Taten des niederen Ich beziehen sich immer primär auf dieses selbst. Dies kann aber nie befriedigen, weil das höhere Ich nicht beachtet wird. Das wahre Ich will sein Wesen verwirklichen, im niederen Ich wird dies – weil es nicht geschieht – als Leere erlebt, als ein ständig unbefriedigt bleibender Rest. Wird aber das wahre Ich tätig, beziehen sich seine Taten immer auf die Welt außerhalb. Mit jeder Tat entstehen reale und darum erfüllende Zusammenhänge. Die Liebe verbindet das wahre Ich der Möglichkeit nach mit der ganzen Welt.
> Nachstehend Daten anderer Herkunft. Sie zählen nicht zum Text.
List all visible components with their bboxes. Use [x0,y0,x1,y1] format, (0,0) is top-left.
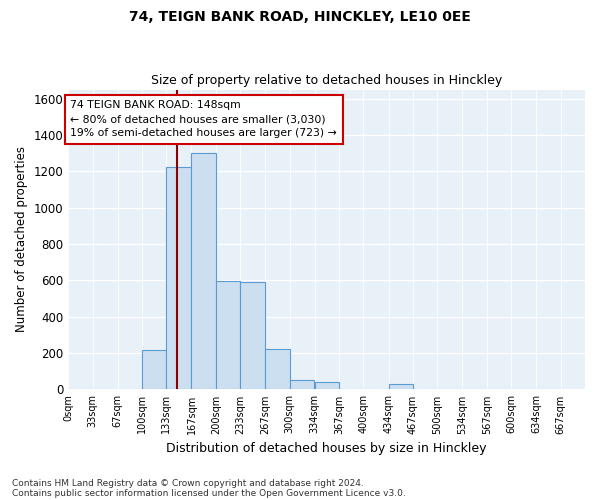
Bar [191,153,216,390]
Bar [240,282,265,390]
Text: 74 TEIGN BANK ROAD: 148sqm
← 80% of detached houses are smaller (3,030)
19% of s: 74 TEIGN BANK ROAD: 148sqm ← 80% of deta… [70,100,337,138]
Bar [389,384,413,390]
Bar [290,380,314,390]
Y-axis label: Number of detached properties: Number of detached properties [15,146,28,332]
X-axis label: Distribution of detached houses by size in Hinckley: Distribution of detached houses by size … [166,442,487,455]
Text: Contains public sector information licensed under the Open Government Licence v3: Contains public sector information licen… [12,488,406,498]
Bar [315,382,339,390]
Bar [166,167,191,390]
Text: Contains HM Land Registry data © Crown copyright and database right 2024.: Contains HM Land Registry data © Crown c… [12,478,364,488]
Bar [216,282,240,390]
Bar [142,350,166,390]
Bar [265,348,290,390]
Text: 74, TEIGN BANK ROAD, HINCKLEY, LE10 0EE: 74, TEIGN BANK ROAD, HINCKLEY, LE10 0EE [129,10,471,24]
Title: Size of property relative to detached houses in Hinckley: Size of property relative to detached ho… [151,74,502,87]
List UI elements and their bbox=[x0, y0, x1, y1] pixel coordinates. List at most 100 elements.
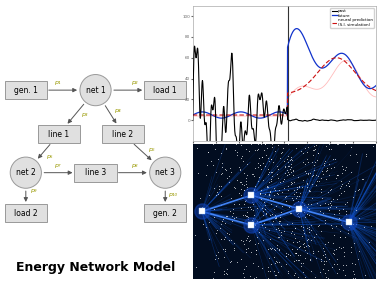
Point bbox=[322, 255, 328, 259]
Point bbox=[332, 157, 338, 161]
Point bbox=[293, 189, 299, 194]
Point bbox=[290, 173, 296, 178]
Point bbox=[334, 262, 340, 267]
Point bbox=[333, 224, 339, 228]
Point bbox=[327, 205, 333, 209]
Point bbox=[266, 255, 272, 260]
FancyBboxPatch shape bbox=[5, 204, 47, 222]
Point bbox=[215, 250, 221, 254]
Point bbox=[342, 142, 348, 146]
Point bbox=[230, 210, 236, 215]
Point bbox=[295, 252, 301, 257]
Point bbox=[256, 155, 262, 160]
Point bbox=[315, 248, 321, 253]
Point bbox=[325, 240, 331, 244]
Point bbox=[314, 179, 320, 183]
Point bbox=[319, 168, 325, 173]
Point bbox=[301, 225, 307, 230]
Point bbox=[307, 257, 314, 262]
Point bbox=[272, 215, 278, 220]
Point bbox=[285, 252, 291, 256]
Point bbox=[291, 188, 297, 192]
Point bbox=[341, 250, 347, 254]
Point bbox=[261, 221, 267, 225]
Point bbox=[315, 173, 321, 178]
Point bbox=[308, 222, 314, 227]
Point bbox=[337, 179, 344, 184]
Point bbox=[222, 235, 228, 239]
Point bbox=[262, 142, 268, 147]
Point bbox=[276, 247, 282, 252]
Point bbox=[285, 188, 291, 192]
Point bbox=[266, 158, 272, 163]
Point bbox=[200, 221, 206, 226]
Point bbox=[320, 253, 326, 257]
Point bbox=[321, 242, 328, 246]
Point bbox=[356, 187, 362, 191]
Point bbox=[327, 188, 333, 193]
Point bbox=[208, 277, 214, 281]
Point bbox=[277, 210, 283, 214]
Point bbox=[211, 269, 217, 274]
Point bbox=[243, 179, 249, 183]
Text: net 1: net 1 bbox=[86, 86, 105, 95]
Point bbox=[326, 173, 332, 177]
Point bbox=[337, 186, 343, 191]
Point bbox=[312, 160, 318, 164]
Point bbox=[321, 258, 327, 263]
Text: p₈: p₈ bbox=[131, 163, 137, 168]
Point bbox=[340, 254, 347, 259]
Point bbox=[227, 209, 233, 213]
Point bbox=[348, 250, 355, 254]
Point bbox=[299, 199, 305, 204]
Point bbox=[328, 166, 334, 170]
Point bbox=[227, 259, 233, 264]
Point bbox=[322, 251, 328, 256]
Point bbox=[301, 274, 307, 279]
Point bbox=[243, 263, 249, 268]
Point bbox=[243, 181, 249, 186]
Point bbox=[218, 171, 225, 175]
Point bbox=[257, 191, 263, 196]
Point bbox=[321, 162, 327, 167]
Point bbox=[241, 188, 247, 192]
Point bbox=[306, 206, 312, 211]
Point bbox=[253, 275, 259, 279]
Point bbox=[304, 250, 310, 255]
Point bbox=[273, 204, 279, 208]
Point bbox=[322, 217, 328, 222]
Point bbox=[306, 202, 312, 206]
Point bbox=[226, 179, 232, 184]
Point bbox=[336, 208, 342, 213]
Point bbox=[281, 186, 287, 190]
Point bbox=[226, 232, 232, 237]
Point bbox=[266, 170, 272, 175]
Point bbox=[275, 270, 281, 274]
Point bbox=[240, 239, 246, 243]
Point bbox=[306, 145, 312, 150]
Point bbox=[293, 250, 299, 255]
Point bbox=[333, 204, 339, 209]
Point bbox=[306, 244, 312, 249]
Point bbox=[269, 212, 275, 216]
Point bbox=[301, 245, 307, 249]
Point bbox=[275, 235, 281, 239]
Point bbox=[346, 178, 352, 183]
Point bbox=[251, 187, 257, 191]
Point bbox=[316, 223, 322, 227]
Point bbox=[294, 211, 301, 216]
Point bbox=[301, 214, 307, 219]
Point bbox=[279, 203, 285, 208]
Point bbox=[234, 178, 240, 183]
Point bbox=[192, 233, 198, 237]
Point bbox=[229, 219, 235, 223]
Point bbox=[259, 154, 265, 159]
Point bbox=[302, 169, 308, 173]
Point bbox=[254, 148, 260, 152]
Point bbox=[299, 151, 306, 155]
Point bbox=[238, 206, 244, 210]
Point bbox=[272, 273, 278, 277]
Point bbox=[363, 152, 369, 157]
Point bbox=[320, 246, 326, 250]
Point bbox=[218, 172, 224, 177]
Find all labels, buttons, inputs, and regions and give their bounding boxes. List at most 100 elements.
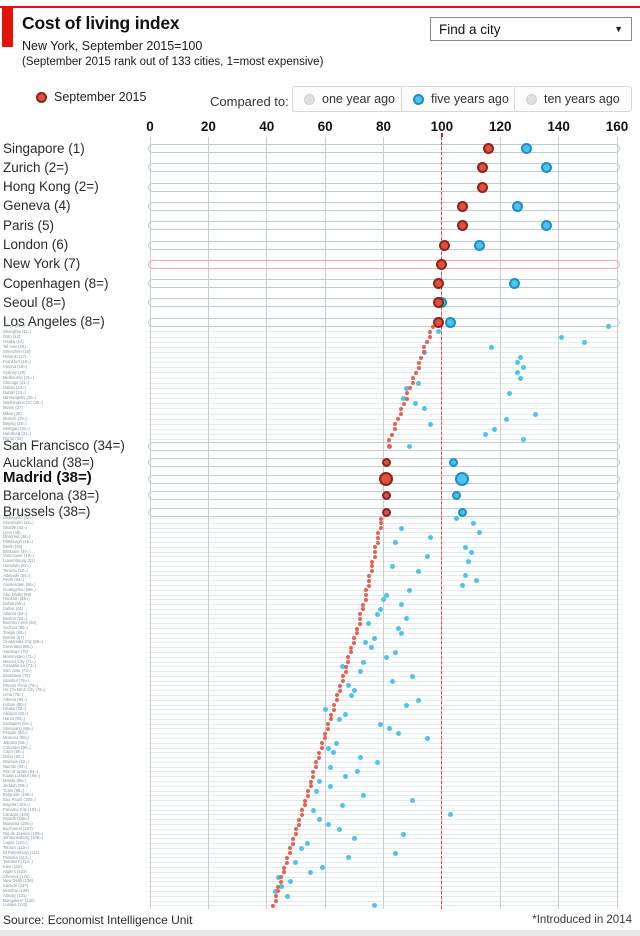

Es arbeitet mit an der Weltentwicklung und bleibt mit ihr auf ewig ver­bunden. Die Liebe fragt nicht, wann ihre Aufgabe erfüllt ist, denn sie hat kein Ende. Christus ist die Quelle der Liebe und des höheren Ich jedes Menschen. Jeder Sinn, der vom Menschen überhaupt empfunden werden kann, ist in ihm begründet.

Dabei ist zugleich die volle Freiheit möglich. Jede konkrete Aufgabe, jedes einzelne Ziel für seine freien Taten, wählt sich das höhere Ich selbst. Der "Erdensinn" ist nicht als vorgegebene Aufgabe zu verstehen, sondern als Ermöglichung und Grundlegung für jede denkbare oder wünschbare konkrete Entwicklung. Wenn man außerhalb des Menschen von Sinn spricht, meint man "sinnvolle", "zweckmäßige" Einrichtungen, die etwa im Pflanzen- oder Tierreich dem Erhalt der Art und der aufeinander abgestimmten Harmonie der Natur insgesamt dienen. Die Kreatur fragt nicht und kann es auch nicht ändern, wie sie dem Ganzen dient. - Der Mensch aber ist frei und muß erst beginnen, dem Ganzen wirklich zu dienen. In das Ganze kann er sich erst dadurch am besten einbringen, daß er aus Freiheit das tut, was er in seiner ganz besonderen Weise eben tun kann.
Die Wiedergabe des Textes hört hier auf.